Case ID: nys_130/html/0130-01.html
Source: Caselaw Access Project
Author: {"author": "BIJUR, J.", "license": "Public Domain", "url": "https://static.case.law/"}
Date Created: 2024-08-24T03:29:51.129683

ADOLPHI v. INGLIMA.
    (Supreme Court, Appellate Term.
    June 29, 1911.)
    Landlord and Tenant (§ 172)—Partial Eviction.
    Where the width of an apartment was 9% feet, and the only light and ventilation from the rear for the premises, which were used as a bar, restaurant, and kitchen, was from two windows, each about 25 inches wide, the landlord erected a toilet adjoining the rear wall of the premises, so that 20 inches of' one window was entirely cut off from the premises, and that window sealed, so that it could not be opened, there was a partial eviction.
    [Ed. Note.—For other cases, see Landlord and Tenant, Cent. Dig. §§ 695-703; Dec. Dig. § 172.]
    Appeal from Municipal Court, Borough of, Manhattan, First District.
    Action by Lillie Adolphi against Vincent Inglima, as executor of Concetta Lopinto Inglima, deceased. From a judgment for plaintiff, defendant appeals.
    Reversed, and new trial ordered.
    Argued before SEABURY, GUY, and BIJUR, JJ.
    Joyce & Hoff, for appellant.
    Smith & Bowman, for respondent.
    
      
      For other cases see same topic & § number in Dec. & Am. Digs. 1907 to date, & Rep’r Indexes
    
   BIJUR, J.

This action was brought for the rent for certain months of premises in Elizabeth street. Plaintiff had leased to defendant the northerly half of the ground floor of the building, through the middle of which ran a hallway. The premises leased were in the rear about 9%' feet wide, and similarly narrow throughout. In the rear wall were two windows, the glass in each being 25 inches wide. These premises were used by defendant, the front as a barroom, the middle as a restaurant, and the rear, where the windows were, as a kitchen. Between the dining room and the kitchen was a low partition, for light during the daytime, and ventilation being obtained from the two windows. On November 2, 1909, the landlord sent workmen into defendant’s premises, who, during two weeks, constructed a toilet, which opened solely into the public hall, and was inclosed by two solid plaster walls, extending from the floor to the ceiling, adjoining the rear wall of defendant’s premises; the toilet being of such dimensions as that 20 inches of the 25 inches of the glass of the window was entirely cut off from defendant’s premises, and the remaining 5 inches so sealed that even that small remnant could not be opened into defendant’s apartment. This work was done by plaintiff upon the direction of the tenement house department, which, however, required only the removal from the yard of the then existing school sink, “and provide one water-closet for every two families in the said house.”

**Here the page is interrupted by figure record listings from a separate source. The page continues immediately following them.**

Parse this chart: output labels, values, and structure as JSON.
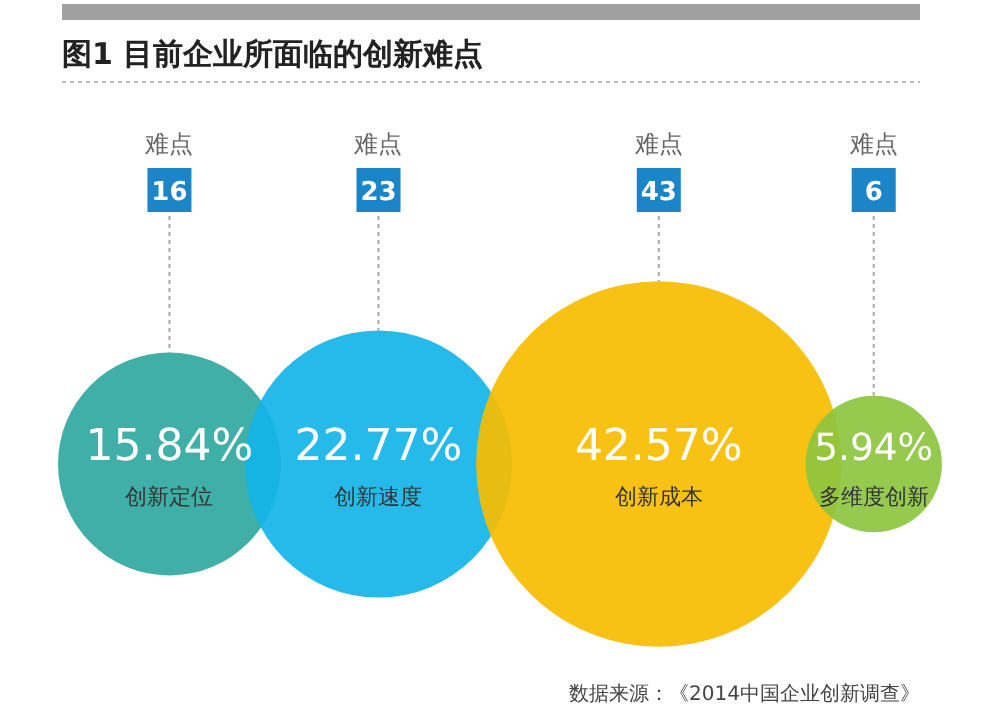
{
  "chart_data": {
    "type": "other",
    "title": "图1  目前企业所面临的创新难点",
    "categories": [
      "创新定位",
      "创新速度",
      "创新成本",
      "多维度创新"
    ],
    "series": [
      {
        "name": "难点",
        "color": "#1b85c8",
        "values": [
          16,
          23,
          43,
          6
        ],
        "value_labels": [
          "16",
          "23",
          "43",
          "6"
        ]
      },
      {
        "values": [
          15.84,
          22.77,
          42.57,
          5.94
        ],
        "value_labels": [
          "15.84%",
          "22.77%",
          "42.57%",
          "5.94%"
        ],
        "colors": [
          "#2fa8a0",
          "#12b4e8",
          "#f7bd00",
          "#8dc63f"
        ]
      }
    ],
    "annotations": [
      "数据来源：《2014中国企业创新调查》"
    ]
  }
}
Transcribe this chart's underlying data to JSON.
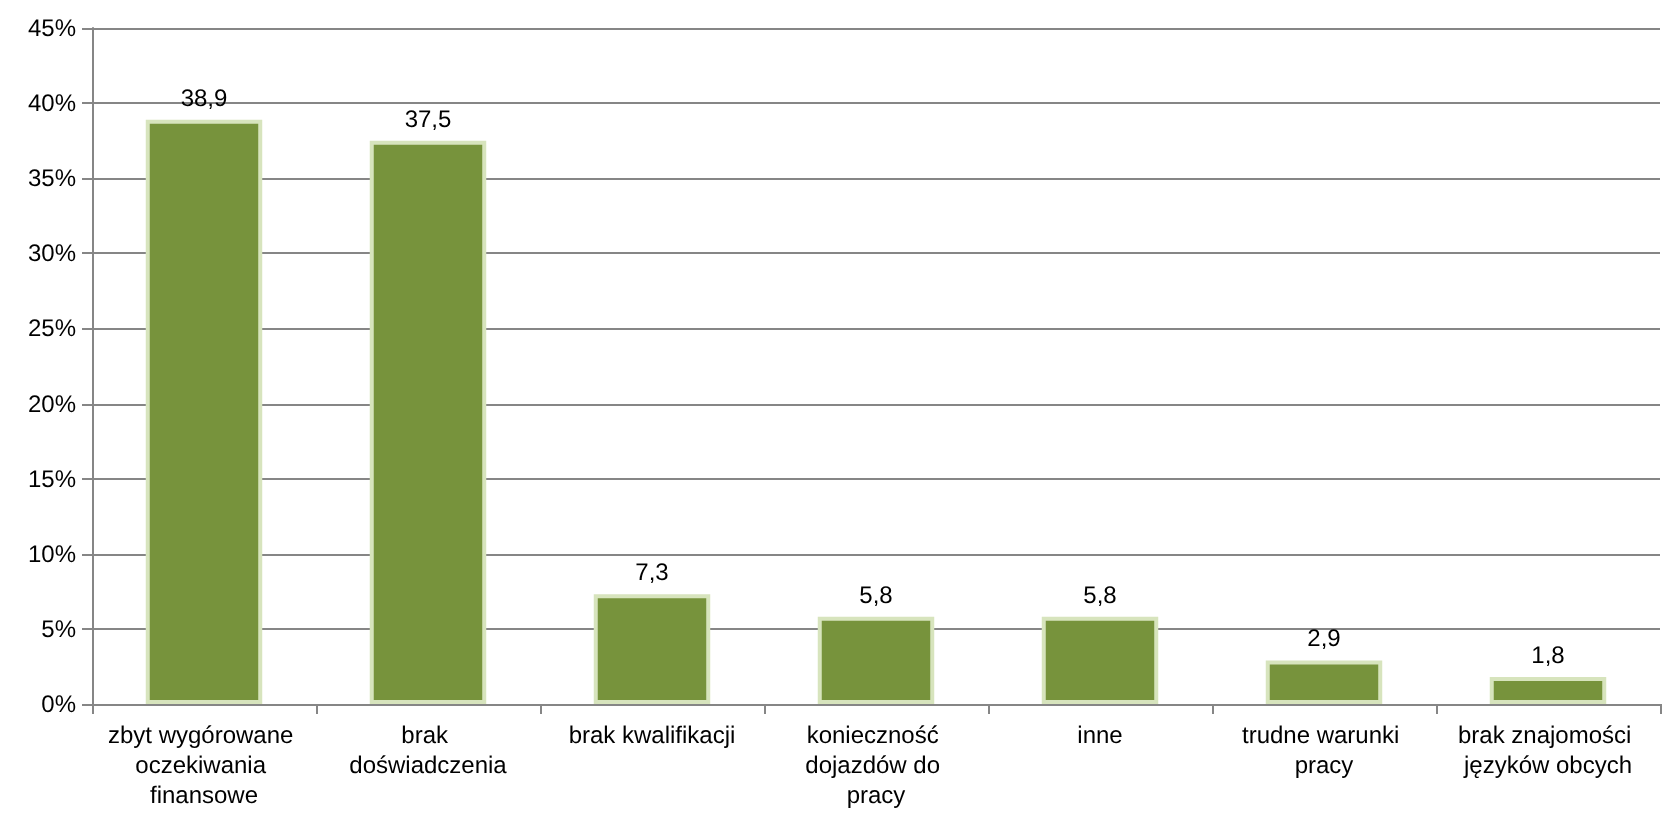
{
  "chart_data": {
    "type": "bar",
    "categories": [
      "zbyt wygórowane oczekiwania finansowe",
      "brak doświadczenia",
      "brak kwalifikacji",
      "konieczność dojazdów do pracy",
      "inne",
      "trudne warunki pracy",
      "brak znajomości języków obcych"
    ],
    "values": [
      38.9,
      37.5,
      7.3,
      5.8,
      5.8,
      2.9,
      1.8
    ],
    "value_labels": [
      "38,9",
      "37,5",
      "7,3",
      "5,8",
      "5,8",
      "2,9",
      "1,8"
    ],
    "color": "#77933c",
    "ylim": [
      0,
      45
    ],
    "yticks": [
      {
        "value": 0,
        "label": "0%"
      },
      {
        "value": 5,
        "label": "5%"
      },
      {
        "value": 10,
        "label": "10%"
      },
      {
        "value": 15,
        "label": "15%"
      },
      {
        "value": 20,
        "label": "20%"
      },
      {
        "value": 25,
        "label": "25%"
      },
      {
        "value": 30,
        "label": "30%"
      },
      {
        "value": 35,
        "label": "35%"
      },
      {
        "value": 40,
        "label": "40%"
      },
      {
        "value": 45,
        "label": "45%"
      }
    ],
    "grid": "y"
  }
}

Defendant contends that this act on the part of the landlord constituted a partial eviction, the evidence being conclusive to that effect, and suspended the rent for the whole apartment. Edgerton v. Page, 20 N. Y. 283. This contention seems to be thoroughly justified, as it is sustained in Ferber v. Apfel, 113 App. Div. 721, 724, 99 N. Y. Supp. 215. See, also, Christopher v. Austin, 11 N. Y. 216. Plaintiff’s reply is that, as the work was ordered to be done by the tenement house department, the landlord should not be charged with the act as a partial eviction. There is no merit in this claim, because, apart from other considerations, there is no proof that the tenement house department required this- or any other water-closet to be built in the place selected, nor that the requirement of the department could not have been fully complied with by building it elsewhere on the same floor.

As plaintiff’s entire contention on this appeal is substantially that the partial eviction was caused by the tenement house department in the lawful exercise of a power to which defendant was necessarily subject and as the record is entirely devoid of any proof that the department required the toilet to be built in the premises leased by defendant, or did anything other than to approve plaintiff’s voluntary suggestion that it be placed there, the judgment must be reversed, and a new trial ordered, with costs to appellant to abide the event.

Judgment reversed, and new trial ordered, with costs to appellant to abide the event. All concur.